Nursing Schools Integrate 2 and 4-Year Degree Programs

A nursing school in Monterey, California announced that it will host up to thirty nursing school students as part of a blended education program for nurses in the county.

With news of New York’s consideration in requiring a bachelor’s degree of all nursing students within the next decade, we might begin to see more joint ventures like the one taking place in Monterey.

Under an integrated program, lucky students from local community colleges may be able to complete their first year under the direction of a bachelor’s degree program at Cal State University Monterey Bay (CSUMB), return to their community college for technical training in the nursing school program, and then finish out their degree back at CSUMB for their final semester where they will complete one last project.

CSUMB is offering this opportunity for students attending nursing school at Monterey Peninsula, Cabrillo, Gavilan, and Hartnell in Monterey County who are eligible to attend classes and earn a 4-year bachelor’s degree from CSUMB, according to the school’s website and the Monterey County Herald today.

CSUMB instructor Dr. Tom McKay said that the difference between a two-year nursing school program and a bachelor’s degree is vast when viewed from the proper perspective. Nursing school programs that are two years long teach a person everything required to “do the job” of a nurse, but it is limited in that it does nothing to implicate the greater impact of nursing in a medical environment or on public health.
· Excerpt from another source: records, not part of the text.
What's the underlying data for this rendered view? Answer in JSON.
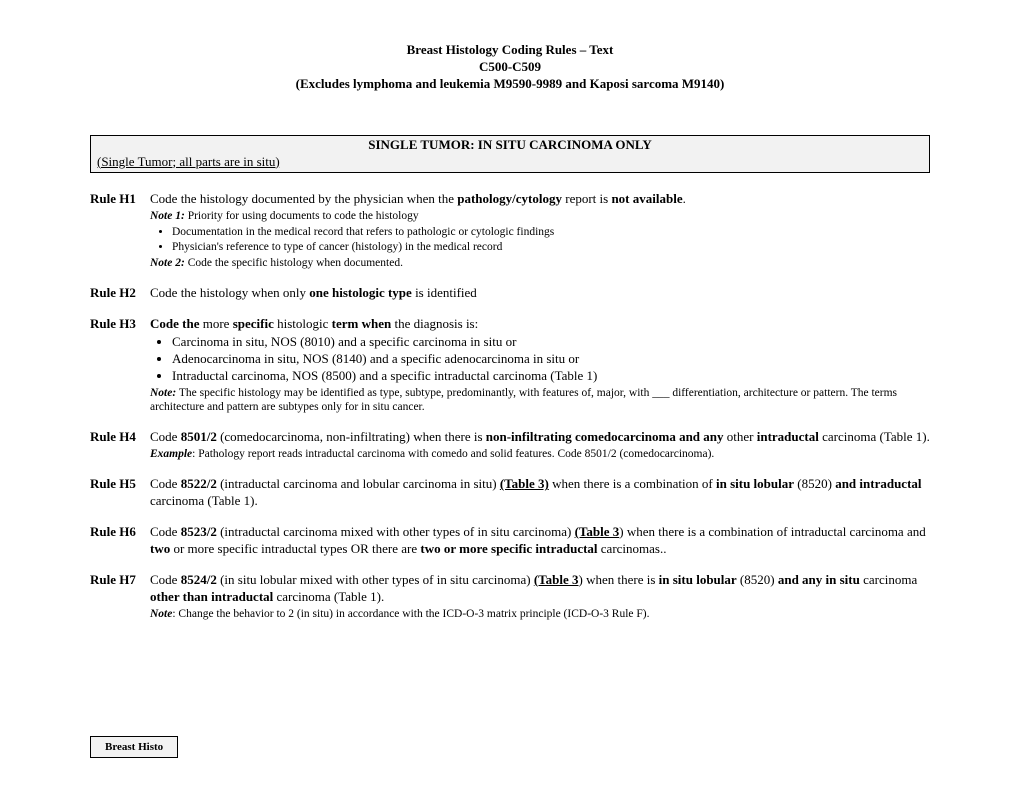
{
  "header": {
    "line1": "Breast Histology Coding Rules – Text",
    "line2": "C500-C509",
    "line3": "(Excludes lymphoma and leukemia M9590-9989 and Kaposi sarcoma M9140)"
  },
  "section": {
    "title": "SINGLE TUMOR: IN SITU CARCINOMA ONLY",
    "subtitle": "(Single Tumor; all parts are in situ)"
  },
  "rules": {
    "h1": {
      "label": "Rule H1",
      "t1": "Code the histology documented by the physician when the ",
      "t2": "pathology/cytology",
      "t3": " report is ",
      "t4": "not available",
      "t5": ".",
      "note1_lbl": "Note 1:",
      "note1_txt": " Priority for using documents to code the histology",
      "b1": "Documentation in the medical record that refers to pathologic or cytologic findings",
      "b2": "Physician's reference to type of cancer (histology) in the medical record",
      "note2_lbl": "Note 2:",
      "note2_txt": " Code the specific histology when documented."
    },
    "h2": {
      "label": "Rule H2",
      "t1": "Code the histology when only ",
      "t2": "one histologic type",
      "t3": " is identified"
    },
    "h3": {
      "label": "Rule H3",
      "t1": "Code the ",
      "t2": "more ",
      "t3": "specific ",
      "t4": "histologic ",
      "t5": "term when ",
      "t6": "the diagnosis is:",
      "b1": "Carcinoma in situ, NOS (8010) and a specific carcinoma in situ or",
      "b2": "Adenocarcinoma in situ, NOS (8140) and a specific adenocarcinoma in situ or",
      "b3": "Intraductal carcinoma, NOS (8500) and a specific intraductal carcinoma (Table 1)",
      "note_lbl": "Note:",
      "note_txt": " The specific histology may be identified as type, subtype, predominantly, with features of, major, with ___ differentiation, architecture or pattern. The terms architecture and pattern are subtypes only for in situ cancer."
    },
    "h4": {
      "label": "Rule H4",
      "t1": "Code ",
      "t2": "8501/2",
      "t3": " (comedocarcinoma, non-infiltrating) when there is ",
      "t4": "non-infiltrating comedocarcinoma and any",
      "t5": " other ",
      "t6": "intraductal",
      "t7": " carcinoma (Table 1).",
      "ex_lbl": "Example",
      "ex_txt": ": Pathology report reads intraductal carcinoma with comedo and solid features.  Code 8501/2 (comedocarcinoma)."
    },
    "h5": {
      "label": "Rule H5",
      "t1": "Code ",
      "t2": "8522/2",
      "t3": " (intraductal carcinoma and lobular carcinoma in situ) ",
      "t4": "(Table 3)",
      "t5": " when there is a combination of ",
      "t6": "in situ lobular",
      "t7": " (8520) ",
      "t8": "and intraductal",
      "t9": " carcinoma (Table 1)."
    },
    "h6": {
      "label": "Rule H6",
      "t1": "Code ",
      "t2": "8523/2",
      "t3": " (intraductal carcinoma mixed with other types of in situ carcinoma) ",
      "t4": "(Table 3",
      "t5": ") when there is a combination of intraductal carcinoma and ",
      "t6": "two",
      "t7": " or more specific intraductal types OR there are ",
      "t8": "two or more specific intraductal",
      "t9": " carcinomas.."
    },
    "h7": {
      "label": "Rule H7",
      "t1": "Code ",
      "t2": "8524/2",
      "t3": " (in situ lobular mixed with other types of in situ carcinoma) ",
      "t4": "(Table 3",
      "t5": ") when there is ",
      "t6": "in situ lobular",
      "t7": " (8520) ",
      "t8": "and any in situ",
      "t9": " carcinoma ",
      "t10": "other than intraductal",
      "t11": " carcinoma (Table 1).",
      "note_lbl": "Note",
      "note_txt": ": Change the behavior to 2 (in situ) in accordance with the ICD-O-3 matrix principle (ICD-O-3 Rule F)."
    }
  },
  "footer": {
    "tab": "Breast Histo"
  }
}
This is where the bachelor’s degree offers more in the way of a complete nursing school curriculum. While earning a bachelor’s degree, students learn about public policy, public health, and information technology utilized in the medical field.

“When students come out of an associate’s program, they’re pretty well prepared to work at a hospital, but not at all prepared to work in this other context,” McKay said according to the Monterey County Herald.